SOLID 4 analysis pipeline was used to perform the alignment and initial variant calling. Variants that did not align within exonic regions or with coverage of less than 20 were discarded. Subsequent downstream identification of presumptive pathogenic variants was performed as described below.

Derivation of Candidate Gene Set

A set of potentially important candidate genes for IDD was defined in a two-step procedure. In the first step, data from the Exome Sequencing Project database (National Heart, Lung, and Blood Institute and collaborating research institutions, Seattle, Washington) was downloaded to determine the population frequencies of exonic variants in about 5,400 individuals.

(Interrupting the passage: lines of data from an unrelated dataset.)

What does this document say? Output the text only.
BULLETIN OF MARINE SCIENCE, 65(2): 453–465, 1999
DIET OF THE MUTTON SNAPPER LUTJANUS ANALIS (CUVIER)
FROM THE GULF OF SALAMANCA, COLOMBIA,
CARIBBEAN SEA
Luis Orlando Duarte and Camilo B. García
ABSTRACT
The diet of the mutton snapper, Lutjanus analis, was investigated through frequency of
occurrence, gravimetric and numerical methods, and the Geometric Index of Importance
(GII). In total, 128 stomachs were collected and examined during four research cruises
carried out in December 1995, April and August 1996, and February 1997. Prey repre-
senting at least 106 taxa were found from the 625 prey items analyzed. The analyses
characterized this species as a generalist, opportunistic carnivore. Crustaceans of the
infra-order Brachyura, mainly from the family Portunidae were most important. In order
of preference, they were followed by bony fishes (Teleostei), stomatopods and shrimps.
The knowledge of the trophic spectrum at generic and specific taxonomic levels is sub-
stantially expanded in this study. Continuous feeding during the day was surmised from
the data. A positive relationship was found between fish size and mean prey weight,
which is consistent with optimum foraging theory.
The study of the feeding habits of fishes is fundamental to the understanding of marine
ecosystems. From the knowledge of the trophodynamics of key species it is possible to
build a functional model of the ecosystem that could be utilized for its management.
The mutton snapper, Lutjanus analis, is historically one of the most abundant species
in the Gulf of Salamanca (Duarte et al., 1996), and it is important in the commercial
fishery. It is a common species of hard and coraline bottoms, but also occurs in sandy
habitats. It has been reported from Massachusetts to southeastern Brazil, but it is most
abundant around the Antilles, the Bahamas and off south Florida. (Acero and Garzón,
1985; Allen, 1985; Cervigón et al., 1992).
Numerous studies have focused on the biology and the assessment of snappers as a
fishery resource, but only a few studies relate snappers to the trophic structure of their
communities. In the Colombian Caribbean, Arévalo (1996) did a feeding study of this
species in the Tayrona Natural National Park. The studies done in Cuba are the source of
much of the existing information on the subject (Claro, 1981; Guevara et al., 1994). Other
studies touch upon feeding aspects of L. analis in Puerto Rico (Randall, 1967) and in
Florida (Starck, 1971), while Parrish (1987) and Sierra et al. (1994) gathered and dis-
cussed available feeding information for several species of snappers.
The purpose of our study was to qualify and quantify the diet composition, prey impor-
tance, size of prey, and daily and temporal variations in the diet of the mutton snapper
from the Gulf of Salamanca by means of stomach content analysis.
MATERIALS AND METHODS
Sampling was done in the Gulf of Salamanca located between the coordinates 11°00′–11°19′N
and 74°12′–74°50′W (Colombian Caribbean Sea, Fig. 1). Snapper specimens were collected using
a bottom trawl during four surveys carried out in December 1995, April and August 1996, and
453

For each gene, the number of nonsynonymous variants with >0.1% population frequency was derived by using plinkseq software (Analytic and Translational Genetics Unit, Massachusetts General Hospital, Boston, MA). The genes that score zero in this measure were considered as ultraconserved genes (i.e., genes with nonsynonymous variants at <0.1% population frequency at all sites within a gene). 2,638 genes satisfied this criterion. In the second step, genes in which mutations are known to cause abnormal brain morphology in mouse were identified. Using the phenotype term “abnormal brain morphology” in MGI mammalian phenotype browser database (The Jackson laboratory, Bar Harbor, Maine), 2,297 human orthologous genes were identified. Three hundred and sixty-nine genes belonging to both these groups were considered to be an important list of candidate genes for IDD.

Variant Filtration and Validation

SeattleSeq annotation server (University of Washington, Seattle, WA) was used initially to identify the novel, nonsynonymous single-nucleotide variants. Subsequently, nonsynonymous variants belonging to the candidate gene set described above were extracted. These variants are provided in Table 1 . All the variants were validated by Sanger sequencing. In addition, the de novo status of the variants was evaluated by Sanger sequencing in two of the patients in whom parental DNA could be obtained.

DTI

Axial-DTI array spatial sensitivity encoding technique data were acquired on a 3 T GE Signa scanner (GE Healthcare, Milwaukee, WI) at TR = 1,250 ms, TI = 88.7 ms, field of view 240 cm, 128 × 128 matrix, contiguous 3-mm thickness slices to cover the whole brain with 55 isotropic gradient directions with b = 1,000 s/mm2, one b = 0 acquisition, and number of excitations = 1 for a total acquisition time of 12 min. A 3-D fast-spoiled gradient-echo image was also acquired from whole brain with TR/TE/TI of 9.12/3.66/400 ms, slice thickness of 1.2 mm, and planar resolution of 0.9375 × 0.9375 mm2. The fast-spoiled gradient-echo image was used as anatomic reference for this study. Double refocusing pulse was used to reduce eddy current artifacts. In addition, the array spatial sensitivity encoding technique was performed to further reduce geometric distortion due to the sequence design. All of the children were sedated during the scan (performed as part of the clinical evaluation) and were monitored during the procedure by a trained sedation nurse. After acquisition, all data sets were assessed for quality and deemed acceptable for analysis. No scans were repeated as a result of movement or other artifacts. Tensor calculation and tractography were performed using DtiStudio software (Johns Hopkins University, Baltimore, MD). Tractography was carried out on the basis of the fiber assignment by the continuous tracking algorithm, with fiber propagation starting at a fractional anisotropy threshold value of >0.2. The fiber propagation was stopped at a fractional anisotropy threshold of <0.2 or an angle threshold of >60 degrees. The tracking protocol followed to isolate the arcuate fasciculus has been described previously (4). The patients were classified into two groups: those with an identifiable/well-developed arcuate fasciculus and those with an unidentifiable/underdeveloped arcuate fasciculus. Two raters, blinded to the clinical status, made a dichotomous determination of whether the arcuate fasciculus is identifiable or not. There was no disagreement either within or between the two observers.

Statement of Financial Support

This work is supported by National Institute of Child Health and Human Development (National Institutes of Health, Bethesda, MD) grant R01HD059817 (PI: S.S).

Disclosure:

No potential/perceived conflict of interest to disclose.